The point about the preference shares is that the holders (according to their holdings) don't get a share of the eventual pie (other than repayment of holdings),and hence the issue price isn't so much of a concern.

As far as the giant premium on the one North American Partners' share goes,you have to realise that the constituent members of this grouping don't have individual shareholdings in Global Derby - their holdings are dictated by their individual holdings in the parent company,and they collectively hold the one ordinary share @ £28,452,203. As I said before,companies have authorised capital levels.Why issue 28,452,203 shares @£1 (thus massively eating into the authorised shares),when issuing just one does the job?

I'm sorry,but if I could explain this better,then I would.

Posted

​I really don't know what you expect me to do here -is it that you don't understand what a company's share is? If a company prospers,why would original investors be happy to let newcomers in at the same price they paid,when such newcomers are reducing their percentage holdings,and thus reducing the percentage share of their ultimate payout?

The point about the preference shares is that the holders (according to their holdings) don't get a share of the eventual pie (other than repayment of holdings),and hence the issue price isn't so much of a concern.

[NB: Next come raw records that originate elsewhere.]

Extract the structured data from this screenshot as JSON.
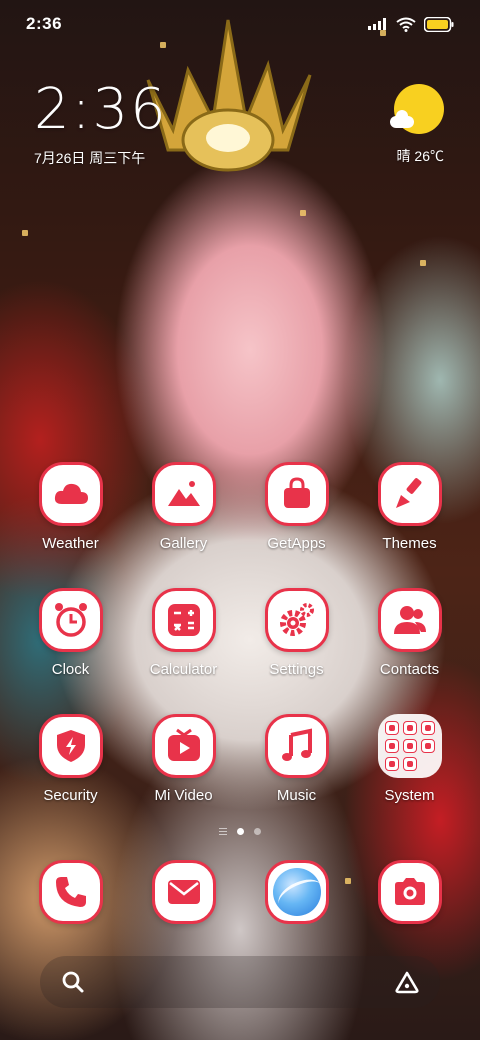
{
  "status_bar": {
    "time": "2:36",
    "icons": [
      "signal-icon",
      "wifi-icon",
      "battery-icon"
    ]
  },
  "clock_widget": {
    "time": "2:36",
    "date": "7月26日 周三下午"
  },
  "weather_widget": {
    "icon": "sun-cloud-icon",
    "text": "晴 26℃"
  },
  "apps": [
    {
      "label": "Weather",
      "icon": "cloud-icon"
    },
    {
      "label": "Gallery",
      "icon": "mountain-icon"
    },
    {
      "label": "GetApps",
      "icon": "shopping-bag-icon"
    },
    {
      "label": "Themes",
      "icon": "paintbrush-icon"
    },
    {
      "label": "Clock",
      "icon": "alarm-clock-icon"
    },
    {
      "label": "Calculator",
      "icon": "calculator-icon"
    },
    {
      "label": "Settings",
      "icon": "gear-icon"
    },
    {
      "label": "Contacts",
      "icon": "contacts-icon"
    },
    {
      "label": "Security",
      "icon": "shield-bolt-icon"
    },
    {
      "label": "Mi Video",
      "icon": "tv-play-icon"
    },
    {
      "label": "Music",
      "icon": "music-note-icon"
    },
    {
      "label": "System",
      "icon": "folder-icon"
    }
  ],
  "page_indicator": {
    "pages": 2,
    "active": 1
  },
  "dock": [
    {
      "icon": "phone-icon"
    },
    {
      "icon": "message-icon"
    },
    {
      "icon": "browser-icon"
    },
    {
      "icon": "camera-icon"
    }
  ],
  "search_bar": {
    "left_icon": "search-icon",
    "right_icon": "assistant-icon"
  },
  "colors": {
    "accent": "#e8334a",
    "icon_bg": "#ffffff",
    "sun": "#f8d020"
  }
}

As far as the giant premium on the one North American Partners' share goes,you have to realise that the constituent members of this grouping don't have individual shareholdings in Global Derby - their holdings are dictated by their individual holdings in the parent company,and they collectively hold the one ordinary share @ £28,452,203. As I said before,companies have authorised capital levels.Why issue 28,452,203 shares @£1 (thus massively eating into the authorised shares),when issuing just one does the job?

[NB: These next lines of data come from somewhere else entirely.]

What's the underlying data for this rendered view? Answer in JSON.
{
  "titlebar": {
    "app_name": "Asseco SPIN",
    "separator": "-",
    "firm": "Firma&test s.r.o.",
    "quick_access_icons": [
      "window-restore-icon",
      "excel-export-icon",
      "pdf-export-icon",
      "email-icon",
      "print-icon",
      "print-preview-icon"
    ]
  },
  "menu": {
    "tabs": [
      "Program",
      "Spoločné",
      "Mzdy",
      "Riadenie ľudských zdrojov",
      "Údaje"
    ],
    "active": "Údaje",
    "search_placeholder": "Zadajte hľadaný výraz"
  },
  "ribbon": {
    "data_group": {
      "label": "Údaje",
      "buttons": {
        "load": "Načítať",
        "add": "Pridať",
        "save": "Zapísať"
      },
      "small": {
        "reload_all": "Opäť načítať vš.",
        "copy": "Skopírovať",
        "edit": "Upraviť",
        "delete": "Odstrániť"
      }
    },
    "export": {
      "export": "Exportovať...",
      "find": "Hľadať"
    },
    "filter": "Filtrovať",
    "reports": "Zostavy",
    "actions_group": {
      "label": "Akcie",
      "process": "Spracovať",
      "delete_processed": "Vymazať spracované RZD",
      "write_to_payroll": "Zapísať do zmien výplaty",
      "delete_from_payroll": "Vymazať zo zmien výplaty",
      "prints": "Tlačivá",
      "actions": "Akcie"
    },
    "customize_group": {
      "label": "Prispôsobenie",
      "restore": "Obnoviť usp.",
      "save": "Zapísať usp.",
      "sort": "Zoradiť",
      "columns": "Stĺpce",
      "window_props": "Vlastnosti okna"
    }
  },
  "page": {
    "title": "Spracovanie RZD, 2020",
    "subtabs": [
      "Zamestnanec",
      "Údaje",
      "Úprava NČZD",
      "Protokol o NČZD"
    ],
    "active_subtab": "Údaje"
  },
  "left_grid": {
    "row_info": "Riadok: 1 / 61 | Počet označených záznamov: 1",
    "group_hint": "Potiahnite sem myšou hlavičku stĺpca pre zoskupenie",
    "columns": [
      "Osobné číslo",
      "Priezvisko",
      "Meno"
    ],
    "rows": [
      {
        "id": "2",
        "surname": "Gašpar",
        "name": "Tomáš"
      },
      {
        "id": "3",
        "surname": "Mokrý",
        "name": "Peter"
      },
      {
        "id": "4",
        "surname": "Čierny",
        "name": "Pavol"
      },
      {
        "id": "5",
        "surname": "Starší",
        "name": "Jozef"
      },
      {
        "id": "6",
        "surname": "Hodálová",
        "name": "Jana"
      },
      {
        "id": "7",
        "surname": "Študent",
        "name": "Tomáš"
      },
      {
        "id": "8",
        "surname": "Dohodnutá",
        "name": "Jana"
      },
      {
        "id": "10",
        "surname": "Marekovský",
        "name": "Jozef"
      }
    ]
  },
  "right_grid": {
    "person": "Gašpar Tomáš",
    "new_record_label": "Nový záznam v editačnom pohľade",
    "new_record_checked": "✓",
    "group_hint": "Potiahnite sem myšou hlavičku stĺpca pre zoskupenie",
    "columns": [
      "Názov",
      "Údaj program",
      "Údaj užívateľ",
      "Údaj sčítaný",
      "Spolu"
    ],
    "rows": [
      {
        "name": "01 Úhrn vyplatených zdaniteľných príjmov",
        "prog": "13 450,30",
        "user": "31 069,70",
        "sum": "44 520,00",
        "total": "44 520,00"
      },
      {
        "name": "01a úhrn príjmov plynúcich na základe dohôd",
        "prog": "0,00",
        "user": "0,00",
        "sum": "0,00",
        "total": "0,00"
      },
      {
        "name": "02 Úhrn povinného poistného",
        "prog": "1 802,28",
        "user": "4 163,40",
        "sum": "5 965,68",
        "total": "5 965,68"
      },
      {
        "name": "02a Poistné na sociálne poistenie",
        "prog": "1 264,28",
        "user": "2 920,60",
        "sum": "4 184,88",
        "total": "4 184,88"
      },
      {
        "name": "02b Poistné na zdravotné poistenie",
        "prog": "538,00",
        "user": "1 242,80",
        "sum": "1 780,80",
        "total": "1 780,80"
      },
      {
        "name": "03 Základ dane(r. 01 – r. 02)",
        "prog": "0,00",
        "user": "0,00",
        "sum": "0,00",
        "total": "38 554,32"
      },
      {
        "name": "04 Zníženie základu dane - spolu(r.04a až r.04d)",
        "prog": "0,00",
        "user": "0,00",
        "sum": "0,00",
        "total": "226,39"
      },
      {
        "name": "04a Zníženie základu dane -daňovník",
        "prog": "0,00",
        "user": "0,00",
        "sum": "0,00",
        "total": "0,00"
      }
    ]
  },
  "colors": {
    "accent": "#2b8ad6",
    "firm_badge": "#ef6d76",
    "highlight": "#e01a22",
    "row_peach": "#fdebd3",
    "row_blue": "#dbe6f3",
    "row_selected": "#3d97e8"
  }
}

I'm sorry,but if I could explain this better,then I would.

I understood what you said... After the fourth read.  Just kidding around mate like the others... I hope they got it too ;)

Posted

​You lost me at shares, that time.

It was just a bit of a dry post that smacked of financial jargon that some people might not understand/find particularly stimulating, tis' all.

​Fair enough,but it might be interesting to any that do (at least part) understand it.As I said in my last post,I really can't find a better way of explaining it.

Posted

I understood what you said... After the fourth read.  Just kidding around mate like the others... I hope they got it too ;)

​Can you PM me and explain it to me?:D

Posted

google translate:

some people own some shares.

Posted

google translate:

some people own some shares.

​My translate:

Has RamNut got a brain of his own?

Posted

​My translate:

Has RamNut got a brain of his own?

...and i thought i did quite well.

Posted

Wtf!!!!!

​My sentiments entirely.Why should I spend hours posting for the benefit of others ,when I could spend minutes looking at stuff for my own benefit? I'll restrict my posts to football related matters from hereon- no brainer really-don't know why I never thought of it before.